Eee, I’m loving this new column of ours! I’m snuggling into it myself, already, like it’s some big cosy armchair and I’ve put Miss Bee to bed and have the whole evening ahead of me to hang out, just me in my PJs with a cup of tea and a laptop.
So I was directed to this article yesterday by the ever-on-to-it Aussie feminist mum, Blue Milk. It reports on the fact that in US election coverage over the past six months men have been quoted around five times (FIVE TIMES!) as much as women on issues primarily affecting women, such as abortion, birth control and planned parenthood.
I had one of those nasty, slimy, wearying moments in which I get thoroughly depressed and start to reflect on the bizarre fact that there are still people out there (men and women) who think that there’s no such thing as a patriarchy any more.
I’ve actually been thinking about this a bit recently, in the context of early parenthood – another area that primarily involves women, and is dominated in the popular media by men.

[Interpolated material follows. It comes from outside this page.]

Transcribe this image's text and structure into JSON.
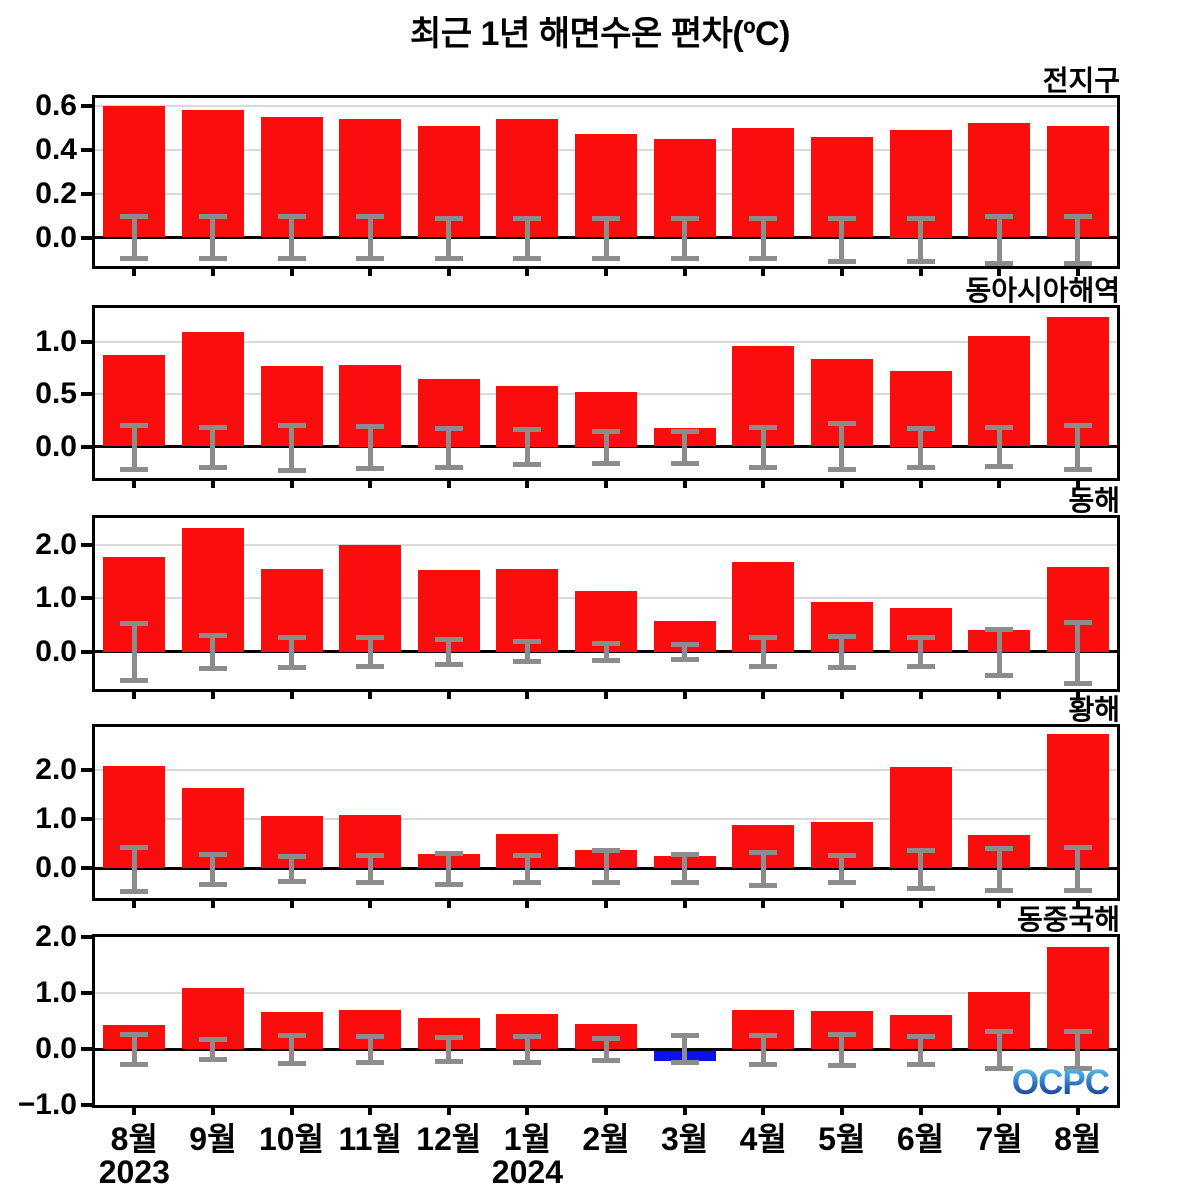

It was the infamous Time article that first pinged this thought into my head; the two figureheads of parenting literature the piece referred to (in its dodgy allegation of the sea change currently taking place in American parenting philosophy) were, firstly, Dr Spock and, latterly, Dr Sears. (That would be Doctors Benjamin and William, my friends; not Betty and Wilhemina!)
Recently, a friend referred me to a Guardian piece about another male parenting expert, Carlos Gonzalez, who has recently published an authoritative book on the subject. For some reason I hadn’t heard of this guy, although he actually sounds like he makes a lot of sense.
Yes, he does make sense – it’s not my point that these dudes are getting it wrong. My point is the fact that these are dudes.
Why are their voices the ones we’re being fed as authoritative? Why are their opinions getting published, and distributed, and listened to? Is it really the case that there aren’t any women out there – real, live, mothers, with lady muscles that have squeezed out babies and breasts that have fed babies and body clocks that have woken them up 1.5 minutes before their baby does in the middle of the night a bajillion times – who can guide us just as definitively? Heaven forbid I suggest it, more definitively?
Feminism can answer all these questions of mine very simply.
I see all this as reasonably self-evident to the point of not being very newsworthy (I and my close friends and everyone I respect on the internet know the patriarchy ain’t dead). The reason I am blogging about it today is that I wanted to talk about it in the context of something else that I’ve been thinking about recently, thanks to one of my blogging heros Mrs Woog. Woog was recently featured in the Sydney Morning Herald in a piece on mummy bloggers (or as Woog awesomely calls us, ‘contraceptively challenged internet writers’).
The piece had its moments, but the thing that stuck out about it to me the most was a throw-away term near the end referring to mummy bloggers as ‘one-woman publishing enterprises’.
Readers, those four words, whether or not they intended to (and in context, they totally did not) gave me hope.
Because I have this tiny but growing idea that Mrs Woog and thousands like her – yes, me and Zelda too! – are the future. We are writing. We are publishing. We are slowly but surely growing an audience, and getting ourselves heard where we need to be heard.
And we’re doing that on our terms, in what is essentially a very female way: starting small, just among friends, then slowly reaching out to others in the same boat; expressing opinions but always clarifying that they are our opinions; we mean no harm to people out there who feel differently. Fitting in publishing between changing nappies, cooking dinner, working from home. No need for
anyone else (least of all men with money and power and supposed authority in the mainstream media) to be involved.
This is totally reinforced by stuff I’ve been reading on blogs recently. All sorts of blog posts: beautiful, hilarious, well-informed, helpful.
Two out of many by way of example: a long piece on night-weaning a toddler that was bloody inspirational, by a random stay-at-home mother in the States I think (she hasn’t updated her blog since 2010, dammit! This may or may not be attributable to the Patriarchy) and this lovely rant by Vegemite Vix in response to the SMH‘s piece and comments, which articulately sums up the value of the sort of blogs I’m on about.
We ‘mummy bloggers’ are women, talking about women’s stuff, for and to women (and, importantly, with women – coz the internet makes conversations between media and consumers possible in a way that has never existed before). We are quietly, subtly, almost apologetically (us women can’t help saying sorry) saying to the patriarchy ‘we don’t need you’.
I have this delighted, subversive, excited little suspish that in a decade or two the Spocks, the Searses and the Gonzalezes won’t be around; they will be seen as irrelevant.
It’s exciting. It makes me very happy.